Similar in scope to the DoD, a Systems Analysis and Optimization (SA&O) process was developed by NASA Ames Research Center to determine the integrated vehicle health management (IVHM) framework of the Reusable Launch Vehicle (RLV), but which is general enough to be adaptable for non-IVHM related systems and designs (Datta et al. 2004). The SA&O process incorporates several modular discrete models such as for cost, operations, safety, reliability, false alarm rate, performance, and testability. The modular models relate to each other via inputs and outputs, allowing for any available software tools to provide the appropriate interfaces (Datta et al. 2004). For example, FMECA was obtained from domain experts as input for one RLV application. The IVHM SA&O process provides designers with a toolset to assess the impact of design decisions on the overall system requirements based on a set of 24 desired metrics that quantify the vehicle system safety, cost, and performance for a RLV mission. Consequently, NASA Ames’ SA&O process helps to optimize the system from a system-wide rather than a local perspective (Datta et al. 2004).

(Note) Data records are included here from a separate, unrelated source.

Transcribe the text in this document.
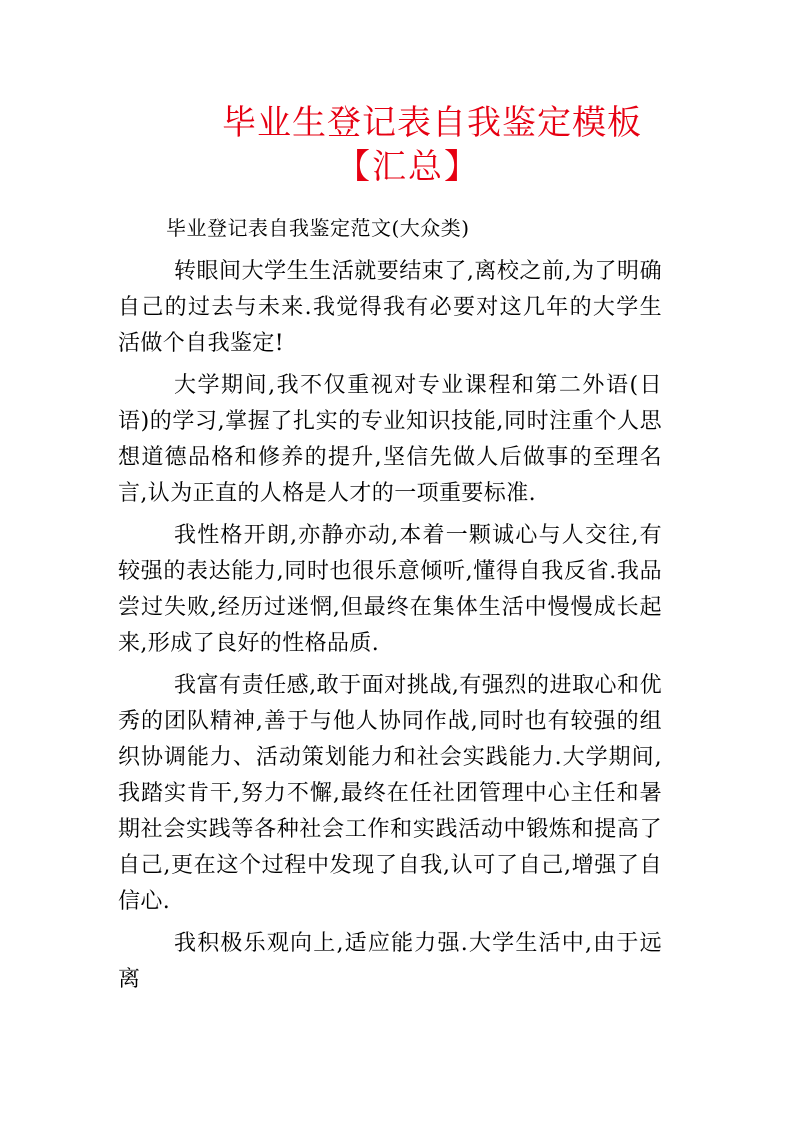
毕业生登记表自我鉴定模板
【汇总】
毕业登记表自我鉴定范文(大众类)

转眼间大学生生活就要结束了,离校之前,为了明确自己的过去与未来.我觉得我有必要对这几年的大学生活做个自我鉴定!

大学期间,我不仅重视对专业课程和第二外语(日语)的学习,掌握了扎实的专业知识技能,同时注重个人思想道德品格和修养的提升,坚信先做人后做事的至理名言,认为正直的人格是人才的一项重要标准.

我性格开朗,亦静亦动,本着一颗诚心与人交往,有较强的表达能力,同时也很乐意倾听,懂得自我反省.我品尝过失败,经历过迷惘,但最终在集体生活中慢慢成长起来,形成了良好的性格品质.

我富有责任感,敢于面对挑战,有强烈的进取心和优秀的团队精神,善于与他人协同作战,同时也有较强的组织协调能力、活动策划能力和社会实践能力.大学期间,我踏实肯干,努力不懈,最终在任社团管理中心主任和暑期社会实践等各种社会工作和实践活动中锻炼和提高了自己,更在这个过程中发现了自我,认可了自己,增强了自信心.

我积极乐观向上,适应能力强.大学生活中,由于远离
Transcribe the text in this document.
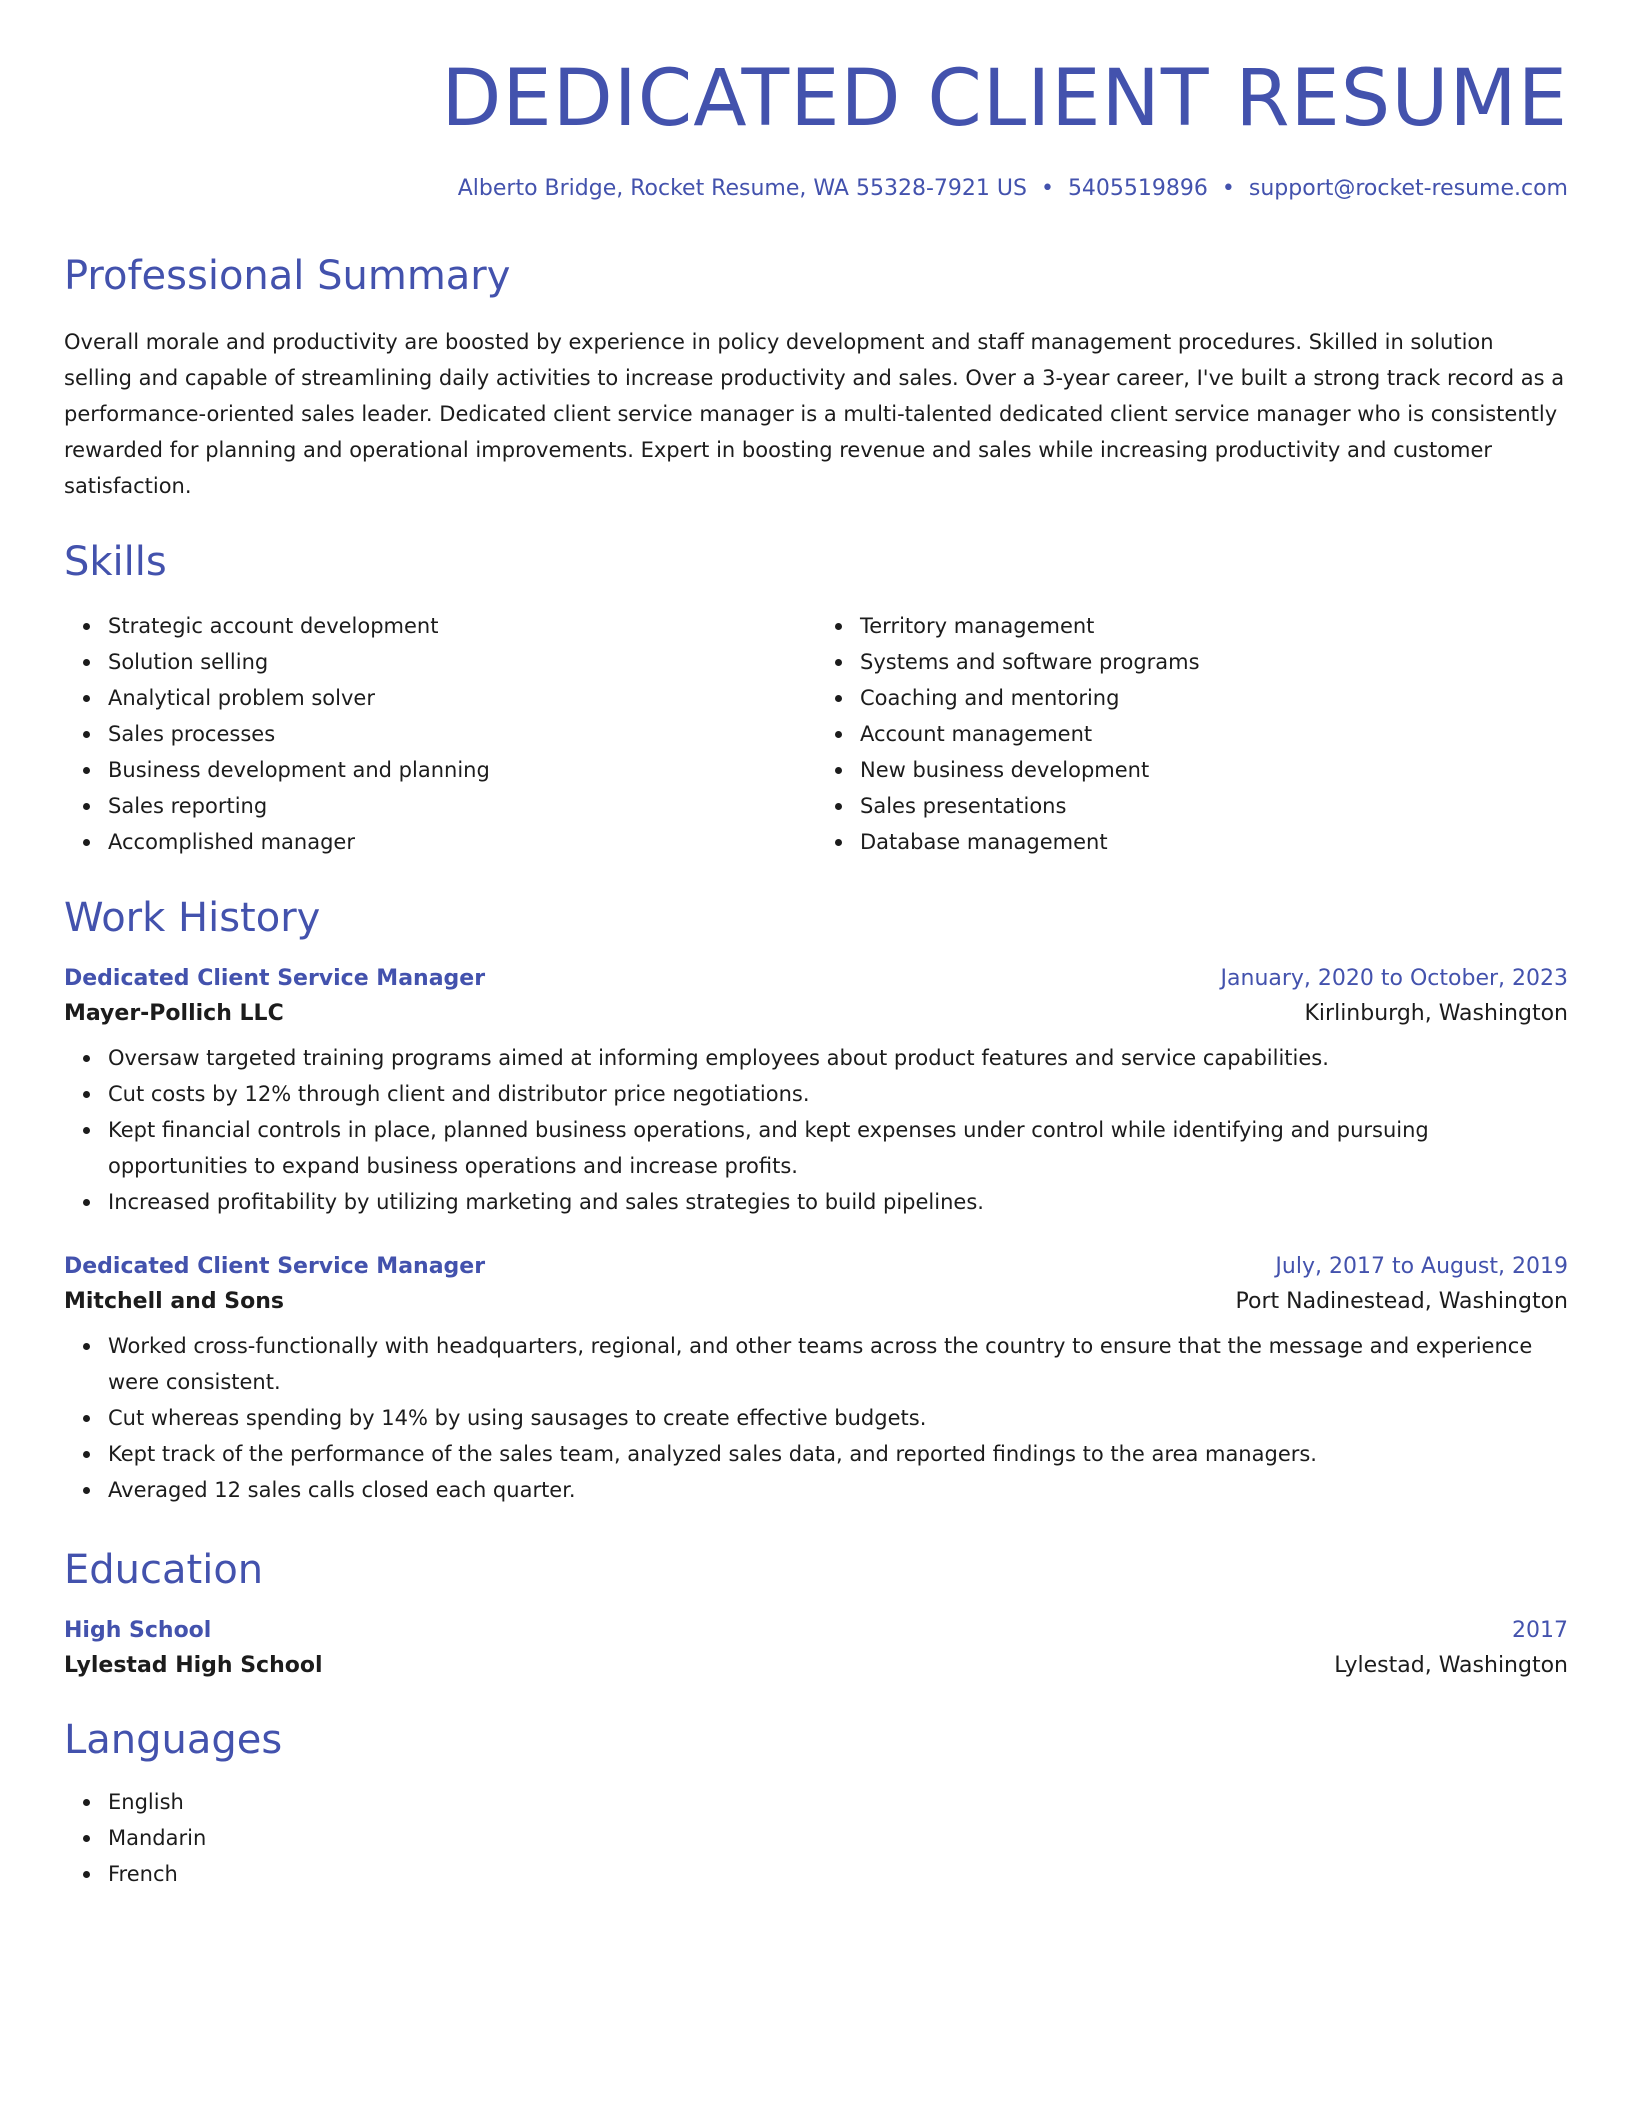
DEDICATED CLIENT RESUME
Alberto Bridge, Rocket Resume, WA 55328-7921 US • 5405519896 • support@rocket-resume.com
Professional Summary

Overall morale and productivity are boosted by experience in policy development and staff management procedures. Skilled in solution selling and capable of streamlining daily activities to increase productivity and sales. Over a 3-year career, I've built a strong track record as a performance-oriented sales leader. Dedicated client service manager is a multi-talented dedicated client service manager who is consistently rewarded for planning and operational improvements. Expert in boosting revenue and sales while increasing productivity and customer satisfaction.

Skills
Strategic account development
Solution selling
Analytical problem solver
Sales processes
Business development and planning
Sales reporting
Accomplished manager
Territory management
Systems and software programs
Coaching and mentoring
Account management
New business development
Sales presentations
Database management
Work History
Dedicated Client Service Manager	January, 2020 to October, 2023
Mayer-Pollich LLC	Kirlinburgh, Washington
Oversaw targeted training programs aimed at informing employees about product features and service capabilities.
Cut costs by 12% through client and distributor price negotiations.
Kept financial controls in place, planned business operations, and kept expenses under control while identifying and pursuing opportunities to expand business operations and increase profits.
Increased profitability by utilizing marketing and sales strategies to build pipelines.
Dedicated Client Service Manager	July, 2017 to August, 2019
Mitchell and Sons	Port Nadinestead, Washington
Worked cross-functionally with headquarters, regional, and other teams across the country to ensure that the message and experience were consistent.
Cut whereas spending by 14% by using sausages to create effective budgets.
Kept track of the performance of the sales team, analyzed sales data, and reported findings to the area managers.
Averaged 12 sales calls closed each quarter.
Education
High School	2017
Lylestad High School	Lylestad, Washington
Languages
English
Mandarin
French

Ly et al. (2009) developed an integrated systems-based PHM framework for engineering systems. The systematic methodology integrates PHM elements into a single platform for application in various environments. The enabling technologies are based on health-monitoring software, data-processing methods for feature extraction, diagnostic and prognostic algorithms based on Bayesian estimation theory [specifically particle filtering (Orchard and Vachtsevanos 2007)], fatigue or degradation modeling, and real-time measurements (Ly et al. 2009). As soon as a fault is detected, the PDF for that time is used as an initial condition for the prognostic routines utilizing a nonlinear dynamic state-space model (Patrick et al. 2009).

For electronic systems, Sandborn and Wilkinson (2007) developed a model that utilizes discrete event simulations to determine the optimal PHM approach while taking into account the reliability (time-to-failure, operational hours per year, etc.) and business aspects (unscheduled versus scheduled repair cost, time to repair, etc.) of electronics. All inputs to the discrete event simulation are treated as probability distributions via stochastic analysis implemented as a Monte Carlo simulation.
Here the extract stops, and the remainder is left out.